Todos estos elementos contradictorios han sido explotados por las opciones populistas y, si la respuesta a la crisis no es satisfactoria, y no tiene aspecto de que lo vaya a ser, es lógico pensar que irán ampliando su presencia. Ni los elementos discursivos ni los materiales de las opciones ortodoxas y de las reformistas encajan con la mentalidad y las aspiraciones de buena parte de las poblaciones occidentales, lo que llevará a que las opciones extrasistémicas tengan desarrollo. Lo más probable es que el ejemplo francés vaya extendiéndose, y en las elecciones se enfrenten una opción política prosistema, con ribetes populistas, y una fuerza principal de oposición antisistema, claramente populista. En ese escenario se pueden enfrentar dos grandes partidos —Macron contra Le Pen— o dos bloques compuestos por diferentes formaciones, como en Italia, pero ese será el destino más probable de nuestra política. Como bien decía Ángela Merkel hace pocos días en el Parlamento alemán, hay fuerzas hostiles esperando que haya crisis fuerte para instrumentalizarla, a lo que cabe añadir que, si ese es el problema, tiene fácil solución: basta con que se articulen los instrumentos precisos para que la recesión desaparezca rápido y esas formaciones no tendrán nada de lo que puedan sacar partido.

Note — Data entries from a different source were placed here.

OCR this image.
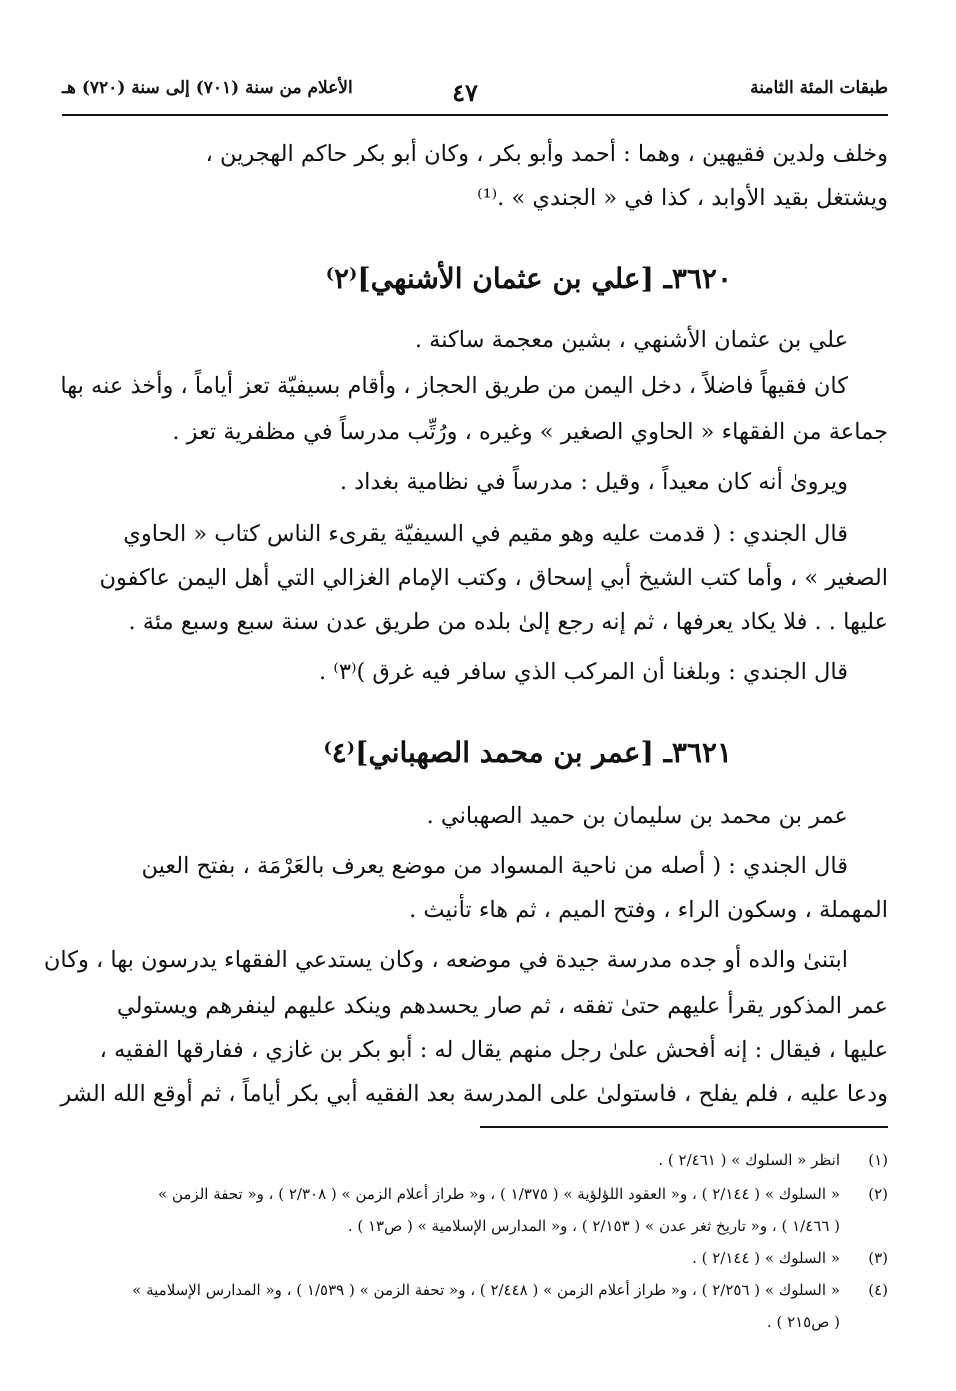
طبقات المئة الثامنة
٤٧
الأعلام من سنة (٧٠١) إلى سنة (٧٢٠) هـ
وخلف ولدين فقيهين ، وهما : أحمد وأبو بكر ، وكان أبو بكر حاكم الهجرين ،
ويشتغل بقيد الأوابد ، كذا في « الجندي » .⁽¹⁾
٣٦٢٠ـ [علي بن عثمان الأشنهي]⁽٢⁾
علي بن عثمان الأشنهي ، بشين معجمة ساكنة .
كان فقيهاً فاضلاً ، دخل اليمن من طريق الحجاز ، وأقام بسيفيّة تعز أياماً ، وأخذ عنه بها
جماعة من الفقهاء « الحاوي الصغير » وغيره ، ورُتِّب مدرساً في مظفرية تعز .
ويروىٰ أنه كان معيداً ، وقيل : مدرساً في نظامية بغداد .
قال الجندي : ( قدمت عليه وهو مقيم في السيفيّة يقرىء الناس كتاب « الحاوي
الصغير » ، وأما كتب الشيخ أبي إسحاق ، وكتب الإمام الغزالي التي أهل اليمن عاكفون
عليها . . فلا يكاد يعرفها ، ثم إنه رجع إلىٰ بلده من طريق عدن سنة سبع وسبع مئة .
قال الجندي : وبلغنا أن المركب الذي سافر فيه غرق )⁽٣⁾ .
٣٦٢١ـ [عمر بن محمد الصهباني]⁽٤⁾
عمر بن محمد بن سليمان بن حميد الصهباني .
قال الجندي : ( أصله من ناحية المسواد من موضع يعرف بالعَرْمَة ، بفتح العين
المهملة ، وسكون الراء ، وفتح الميم ، ثم هاء تأنيث .
ابتنىٰ والده أو جده مدرسة جيدة في موضعه ، وكان يستدعي الفقهاء يدرسون بها ، وكان
عمر المذكور يقرأ عليهم حتىٰ تفقه ، ثم صار يحسدهم وينكد عليهم لينفرهم ويستولي
عليها ، فيقال : إنه أفحش علىٰ رجل منهم يقال له : أبو بكر بن غازي ، ففارقها الفقيه ،
ودعا عليه ، فلم يفلح ، فاستولىٰ على المدرسة بعد الفقيه أبي بكر أياماً ، ثم أوقع الله الشر
(١)انظر « السلوك » ( ٢/٤٦١ ) .
(٢)« السلوك » ( ٢/١٤٤ ) ، و« العقود اللؤلؤية » ( ١/٣٧٥ ) ، و« طراز أعلام الزمن » ( ٢/٣٠٨ ) ، و« تحفة الزمن »
( ١/٤٦٦ ) ، و« تاريخ ثغر عدن » ( ٢/١٥٣ ) ، و« المدارس الإسلامية » ( ص١٣ ) .
(٣)« السلوك » ( ٢/١٤٤ ) .
(٤)« السلوك » ( ٢/٢٥٦ ) ، و« طراز أعلام الزمن » ( ٢/٤٤٨ ) ، و« تحفة الزمن » ( ١/٥٣٩ ) ، و« المدارس الإسلامية »
( ص٢١٥ ) .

Hasta que eso no ocurra, las fuerzas antisistémicas seguirán creciendo.
Cuando las fuerzas se desatan, es casi imposible devolverlas al estado de reposo
Existe, en este escenario, la tentación de fijarse solo en el corto plazo, y lo cierto es que no suele ser demasiado relevante. Las crisis suelen tardar en producir efectos políticos, y la que estalló en 2008 no tuvo consecuencias electorales hasta varios años después; y tampoco muestran sus bazas a las primeras de cambio: la crisis alemana tras la I Guerra Mundial llevó al poder a la izquierda, pero quienes acabaron cambiando el destino del mundo fueron los nazis; la crisis política española de los años 20 trajo la República y después un gobierno de izquierdas, pero quien acabó gobernando España durante 40 años fue Franco. En todas estas experiencias hay un núcleo central: cuando las sociedades se desestabilizan y sufren un aumento sustancial de la desigualdad, las fuerzas se desatan y es muy difícil devolverlas a un estado de reposo.